Fabulous European car, or fabulous European vacation?
If these be the horns of your dilemma, well ... you're doing better than most these days. And you might even save money on each if you decide to choose both.
Through a well-established but little-known program casually known in the industry as overseas delivery, buyers of a BMW, Mercedes-Benz, Audi, Porsche, Volvo or Saab can pick up their new car at the plant where it was made, drop it off at a port city for shipping — and enjoy some serious road trip R&R along the way.
The cost savings come in a variety of ways. With the exception of Porsche, these manufacturers offer roughly between 5 percent and 10 percent off the U.S. sticker price — Volvo's 7.5 percent discount would be $3,375 off a $45,000 car — because the dealer network, with its overhead, sales incentives and kickbacks, is largely bypassed.
(This is also why your local dealer, who still sets up the sale and processes the check, probably isn't going to great lengths to get the word out.)
Most programs include temporary registration and insurance setups, meaning customers are essentially obligated only to dust off their passports, fly to Europe, show up at the factory and drive away. And some carmakers throw in airline tickets for free (Volvo) or at a discount (BMW), as well as lodging and other accommodations — not to mention a long list of VIP concierge services.
"We pick you up at the airport," said Anders Robertson, manager of Volvo's overseas delivery program, "and the following day we'll come take you to the factory delivery center, right by the plant. Our people go through your car's features and benefits; you'll go on a tour of the factory; and our people are also very helpful with how to make the best of your sightseeing tour."
For Volvo, that tour begins in Gothenburg, Sweden, and can terminate at a long list of European destinations offered by the continent's automakers: from Scandinavia to Spain, the United Kingdom to Italy, and just about all points between. For those seeking an extended stay, the insurance and registration programs are easily extended, too.
The downside is that once you drop the car off, delivery to the U.S.-based dealer can take a few months.
"At the end, I had to say goodbye to the nice new car," laughed Peter Deutsch, vice president of tool and design for a marine parts company. The Novata, Calif., resident picked up his BMW 328i in August at the plant in Munich, Germany, and was still waiting for it to arrive.
But the experience, he said, made the wait worthwhile.
"It's a first-class facility, let me tell you," Deutsch said of BMW's factory "storefront," which starts customers off in a dining room for breakfast, then offers plant tours, museum access and other activities before sending them to the simulator. There, a technician loads the awaiting car's specs and puts the driver through his or her paces — including a demonstration of the difference between going hard through a turn with and without traction control.

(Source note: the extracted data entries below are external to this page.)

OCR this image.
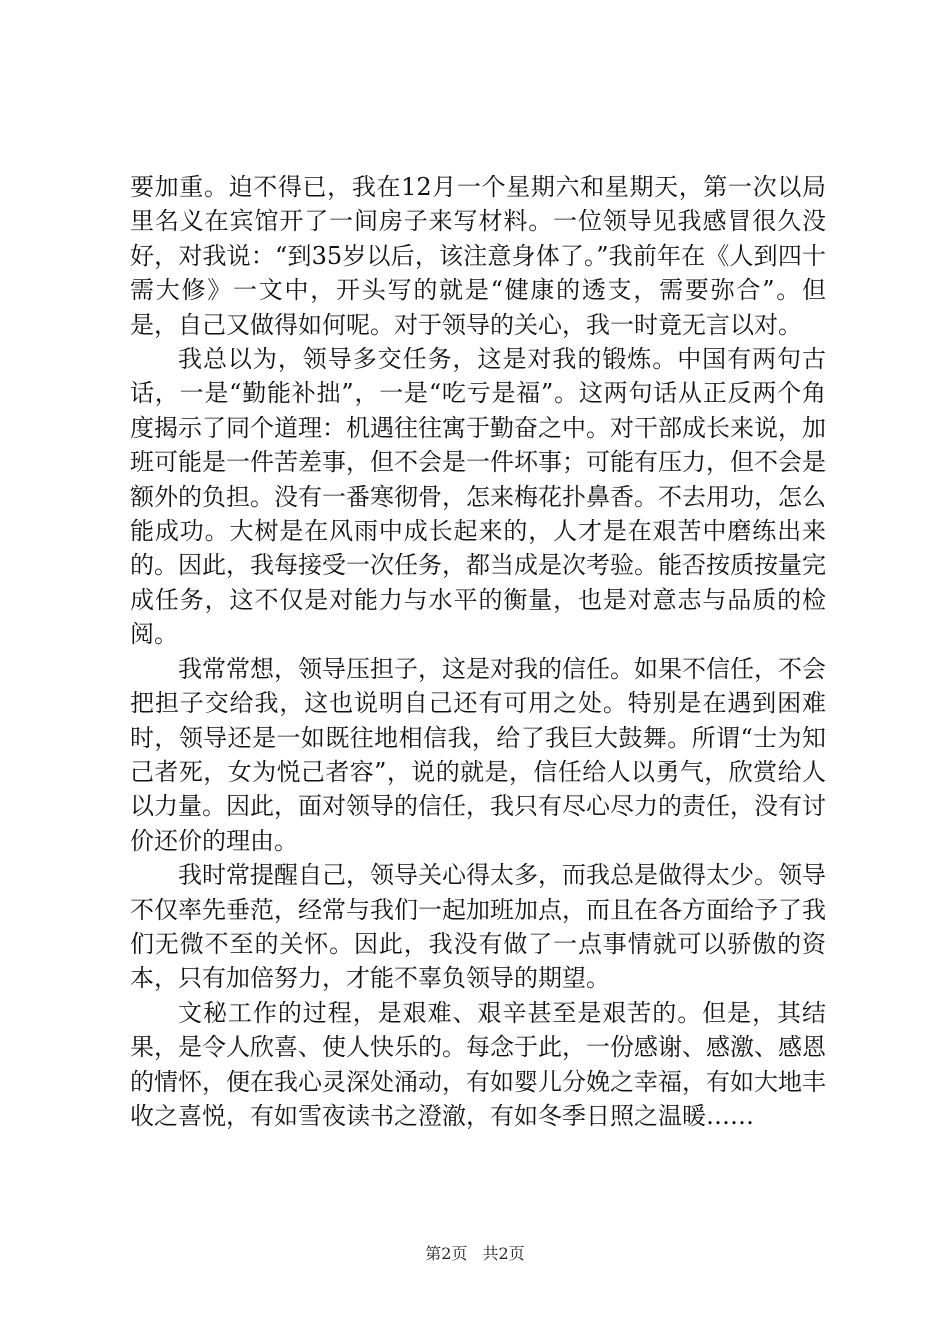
要加重。迫不得已，我在12月一个星期六和星期天，第一次以局里名义在宾馆开了一间房子来写材料。一位领导见我感冒很久没好，对我说：“到35岁以后，该注意身体了。”我前年在《人到四十需大修》一文中，开头写的就是“健康的透支，需要弥合”。但是，自己又做得如何呢。对于领导的关心，我一时竟无言以对。

我总以为，领导多交任务，这是对我的锻炼。中国有两句古话，一是“勤能补拙”，一是“吃亏是福”。这两句话从正反两个角度揭示了同个道理：机遇往往寓于勤奋之中。对干部成长来说，加班可能是一件苦差事，但不会是一件坏事；可能有压力，但不会是额外的负担。没有一番寒彻骨，怎来梅花扑鼻香。不去用功，怎么能成功。大树是在风雨中成长起来的，人才是在艰苦中磨练出来的。因此，我每接受一次任务，都当成是次考验。能否按质按量完成任务，这不仅是对能力与水平的衡量，也是对意志与品质的检阅。

我常常想，领导压担子，这是对我的信任。如果不信任，不会把担子交给我，这也说明自己还有可用之处。特别是在遇到困难时，领导还是一如既往地相信我，给了我巨大鼓舞。所谓“士为知己者死，女为悦己者容”，说的就是，信任给人以勇气，欣赏给人以力量。因此，面对领导的信任，我只有尽心尽力的责任，没有讨价还价的理由。

我时常提醒自己，领导关心得太多，而我总是做得太少。领导不仅率先垂范，经常与我们一起加班加点，而且在各方面给予了我们无微不至的关怀。因此，我没有做了一点事情就可以骄傲的资本，只有加倍努力，才能不辜负领导的期望。

文秘工作的过程，是艰难、艰辛甚至是艰苦的。但是，其结果，是令人欣喜、使人快乐的。每念于此，一份感谢、感激、感恩的情怀，便在我心灵深处涌动，有如婴儿分娩之幸福，有如大地丰收之喜悦，有如雪夜读书之澄澈，有如冬季日照之温暖……

第2页 共2页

"Turn it off," Deutsch said, "and you go slamming into the guardrail."
But there's nothing quite like the thing that Deutsch calls "the moment." As you're led down a staircase, your guide stops, and a bank of spotlights illuminates a dazzling new vehicle — yours — gleaming and glinting as it rotates on a giant turntable below.
"A girl comes over, and she's taking pictures of you and the car," Deutsch said. "You get in, she explains everything. They don't rush you — they're very polite."
Deutsch and his wife dropped the car off near Frankfurt, a "well-organized" process that he said took about 10 minutes. Total cost savings: about $2,500, not including BMW's two-for-one airline tickets on Lufthansa and other perks.
"And to this," he said, "you can add what a rental car would have cost me, which in this case would've been about $1,000."
(With Porsche, there are no price concessions — but who needs a discount when you're buying a six-figure sports car? Still, Ron Coxsum, a salesman at Ruznick Porsche in Pasadena, Calif., says the experience is a big deal. "It's a really big ceremony at the plant," he said. "It's red-carpet.")
There are other benefits: Anders said at Volvo, there's no haggling — the cost of overseas delivery (which in almost all cases includes all shipping costs and arrangements) is fixed. And because you're buying directly from the factory, you can custom-order the car from the ground up.
"We offer every color, every interior, every wheel-type that the factory builds," Robertson said.
The sagging U.S. economy has taken a heavy toll on both auto sales and European travel — and the overseas delivery programs have not been immune. Swedish automaker Saab has temporarily suspended its program while waiting for the dollar to firm up against the Euro.
"We hope to reinstate it later this year," said Jan-Willen Vester, spokesman for Saab USA, who estimates that in a normal climate about 100 cars per month are direct-delivered to American buyers.
And Saab, like the others, has good reason to lure buyers to its plant, Vester said: A customer who comes all the way to Trollhattan, Sweden, to pick up her car is — by virtue of the experience — probably going to be a customer for life.
"Typically people who do that, they remember," he said.
And the trip isn't necessarily limited to Sweden. Some might pilot their new Saab over to Germany for a little, shall we say — extra velocity?
"Swedes really like to observe their speed limits," he said, "but you can go full bore on the Autobahn, maybe drop it off in Paris, or Amsterdam."